The start in Bourg d'Oisans at 6am is genuinely exciting — 7,000 cyclists, warm July air already thick with energy drink and embrocation, everyone trying to look casual about what lies ahead. I had trained for six months for this. I had ridden the Galibier twice in training, Alpe d'Huez three times. I told myself I was ready. The Croix de Fer had other ideas.

La Marmotte 2024 — climbing through the French Alps

The Croix de Fer: Your First Examiner

The Croix de Fer comes before you have warmed up properly — 23 kilometres at an average of 5.2%, but with several ramps above 10% that feel deeply unkind at kilometre 45. I made the classic mistake of going too hard in the valley section and arrived at the foot of the real climbing with legs already complaining. Note for next year: patience on the flat is not laziness, it is strategy.

"The Galibier at 2,642 metres is where La Marmotte reveals its true character. By the time you reach the base, 140 kilometres are in your legs, and the climb still asks for everything you have left."

The descent to Valloire between the Télégraphe and Galibier is one of cycling's great gifts — fast, wide, and smooth, with the Galibier wall rising ahead of you like a challenge you cannot refuse.
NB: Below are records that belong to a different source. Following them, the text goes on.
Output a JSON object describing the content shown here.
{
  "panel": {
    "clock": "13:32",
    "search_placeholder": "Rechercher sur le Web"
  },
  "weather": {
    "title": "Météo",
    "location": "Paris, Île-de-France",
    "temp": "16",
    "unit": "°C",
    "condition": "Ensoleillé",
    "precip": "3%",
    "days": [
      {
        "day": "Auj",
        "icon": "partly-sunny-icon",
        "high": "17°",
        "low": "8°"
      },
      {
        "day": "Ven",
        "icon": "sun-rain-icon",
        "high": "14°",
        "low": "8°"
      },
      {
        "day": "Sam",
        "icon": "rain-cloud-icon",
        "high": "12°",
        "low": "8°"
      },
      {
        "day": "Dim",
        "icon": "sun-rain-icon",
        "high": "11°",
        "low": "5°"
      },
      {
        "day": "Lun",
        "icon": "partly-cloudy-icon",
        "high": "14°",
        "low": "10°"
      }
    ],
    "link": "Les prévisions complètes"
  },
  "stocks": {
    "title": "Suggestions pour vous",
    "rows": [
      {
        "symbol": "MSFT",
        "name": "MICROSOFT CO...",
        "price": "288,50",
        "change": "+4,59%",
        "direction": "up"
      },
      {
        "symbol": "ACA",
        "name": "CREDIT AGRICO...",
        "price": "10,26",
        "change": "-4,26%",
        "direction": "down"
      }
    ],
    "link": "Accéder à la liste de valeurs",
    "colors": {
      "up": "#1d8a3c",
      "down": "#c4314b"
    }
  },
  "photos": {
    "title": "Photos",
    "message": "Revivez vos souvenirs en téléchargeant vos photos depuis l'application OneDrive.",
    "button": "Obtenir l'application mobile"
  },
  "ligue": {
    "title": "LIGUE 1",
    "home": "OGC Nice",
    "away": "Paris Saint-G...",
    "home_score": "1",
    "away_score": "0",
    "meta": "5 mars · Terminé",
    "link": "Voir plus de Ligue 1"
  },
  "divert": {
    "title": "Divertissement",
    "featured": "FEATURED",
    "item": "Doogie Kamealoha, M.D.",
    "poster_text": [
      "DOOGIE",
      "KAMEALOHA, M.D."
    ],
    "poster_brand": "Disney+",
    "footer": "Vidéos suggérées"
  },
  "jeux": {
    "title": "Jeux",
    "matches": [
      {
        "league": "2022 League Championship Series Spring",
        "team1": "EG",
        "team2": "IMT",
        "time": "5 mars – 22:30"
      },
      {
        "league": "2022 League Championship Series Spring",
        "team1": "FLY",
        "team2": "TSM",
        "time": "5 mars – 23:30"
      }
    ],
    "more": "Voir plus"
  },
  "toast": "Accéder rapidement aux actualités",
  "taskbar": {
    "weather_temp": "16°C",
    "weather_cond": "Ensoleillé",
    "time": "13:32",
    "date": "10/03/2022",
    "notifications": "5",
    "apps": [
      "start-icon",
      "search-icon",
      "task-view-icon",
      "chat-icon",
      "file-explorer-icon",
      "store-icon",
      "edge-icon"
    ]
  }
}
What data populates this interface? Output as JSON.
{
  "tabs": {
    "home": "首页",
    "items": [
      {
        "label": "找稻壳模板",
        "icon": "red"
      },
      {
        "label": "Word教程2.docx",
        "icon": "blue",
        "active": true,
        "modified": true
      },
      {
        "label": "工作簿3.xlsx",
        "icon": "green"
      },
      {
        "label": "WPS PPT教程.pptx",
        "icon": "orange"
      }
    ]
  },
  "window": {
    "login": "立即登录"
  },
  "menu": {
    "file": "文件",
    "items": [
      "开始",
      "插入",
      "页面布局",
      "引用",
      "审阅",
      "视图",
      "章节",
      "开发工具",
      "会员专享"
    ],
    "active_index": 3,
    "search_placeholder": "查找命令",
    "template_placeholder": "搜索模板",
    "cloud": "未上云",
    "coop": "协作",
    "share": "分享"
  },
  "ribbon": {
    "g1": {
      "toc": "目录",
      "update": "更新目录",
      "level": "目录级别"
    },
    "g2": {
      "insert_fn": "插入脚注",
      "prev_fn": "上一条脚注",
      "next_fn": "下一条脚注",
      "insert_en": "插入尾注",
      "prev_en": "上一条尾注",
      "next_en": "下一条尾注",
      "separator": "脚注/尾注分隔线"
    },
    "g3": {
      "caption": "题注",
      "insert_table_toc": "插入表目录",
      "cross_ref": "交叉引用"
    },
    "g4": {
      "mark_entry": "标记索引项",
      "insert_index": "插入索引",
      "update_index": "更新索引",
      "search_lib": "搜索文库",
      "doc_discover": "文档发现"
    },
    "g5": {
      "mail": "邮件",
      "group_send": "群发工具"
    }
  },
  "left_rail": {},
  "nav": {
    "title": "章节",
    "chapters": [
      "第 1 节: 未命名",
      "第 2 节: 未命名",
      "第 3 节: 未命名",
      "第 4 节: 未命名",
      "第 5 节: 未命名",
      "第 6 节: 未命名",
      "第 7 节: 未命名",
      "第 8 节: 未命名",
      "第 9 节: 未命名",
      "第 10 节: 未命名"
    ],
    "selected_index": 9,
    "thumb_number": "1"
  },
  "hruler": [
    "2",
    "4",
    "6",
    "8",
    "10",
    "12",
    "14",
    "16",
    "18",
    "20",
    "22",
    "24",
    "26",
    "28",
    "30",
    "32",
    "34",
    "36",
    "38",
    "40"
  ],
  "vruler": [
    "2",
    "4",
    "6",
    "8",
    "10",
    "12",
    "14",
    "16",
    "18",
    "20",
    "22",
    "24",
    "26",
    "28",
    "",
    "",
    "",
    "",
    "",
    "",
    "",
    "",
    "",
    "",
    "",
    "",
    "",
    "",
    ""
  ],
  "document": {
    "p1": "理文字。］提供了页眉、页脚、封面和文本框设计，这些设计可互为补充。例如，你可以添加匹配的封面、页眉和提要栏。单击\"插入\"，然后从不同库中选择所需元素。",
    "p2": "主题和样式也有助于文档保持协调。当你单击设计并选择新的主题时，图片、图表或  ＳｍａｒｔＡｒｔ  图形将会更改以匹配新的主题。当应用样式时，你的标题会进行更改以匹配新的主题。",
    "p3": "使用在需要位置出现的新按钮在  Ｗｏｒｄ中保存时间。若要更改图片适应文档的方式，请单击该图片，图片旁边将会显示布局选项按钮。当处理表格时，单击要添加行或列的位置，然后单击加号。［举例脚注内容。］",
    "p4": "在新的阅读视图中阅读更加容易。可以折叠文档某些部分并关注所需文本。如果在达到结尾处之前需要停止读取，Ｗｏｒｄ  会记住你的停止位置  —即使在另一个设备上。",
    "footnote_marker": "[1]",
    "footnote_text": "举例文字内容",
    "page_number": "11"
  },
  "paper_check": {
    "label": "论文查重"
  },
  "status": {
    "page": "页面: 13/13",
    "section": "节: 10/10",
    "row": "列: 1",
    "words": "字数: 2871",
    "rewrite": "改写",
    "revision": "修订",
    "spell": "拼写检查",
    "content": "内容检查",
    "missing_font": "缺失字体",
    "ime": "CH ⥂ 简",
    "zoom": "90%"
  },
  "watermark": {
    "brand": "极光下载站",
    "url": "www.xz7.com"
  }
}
I ate two gels and a half sandwich at the feed stop and told myself lies about feeling good.

Alpe d'Huez: Twenty-One Bends of Pure Emotion

After 153 kilometres and 4,000 metres of climbing, you turn left in Bourg d'Oisans and face the 21 switchbacks of Alpe d'Huez. The famous Dutch corner — bend seven — was draped in orange, crowds ten deep, cowbells, music, noise that somehow pushes you through the lactic acid. I crossed the finish line in 9 hours and 47 minutes, which earns a bronze in the Marmotte classification system. I cried, briefly, and denied it immediately.

La Marmotte is not a race, officially. But it is absolutely a race — against the clock, against the mountain, against the version of yourself that wanted to stop on the Galibier. I would do it again in a heartbeat. I'm already looking at next year's entry. If you want to know what your cycling body is truly capable of, this is where you find out.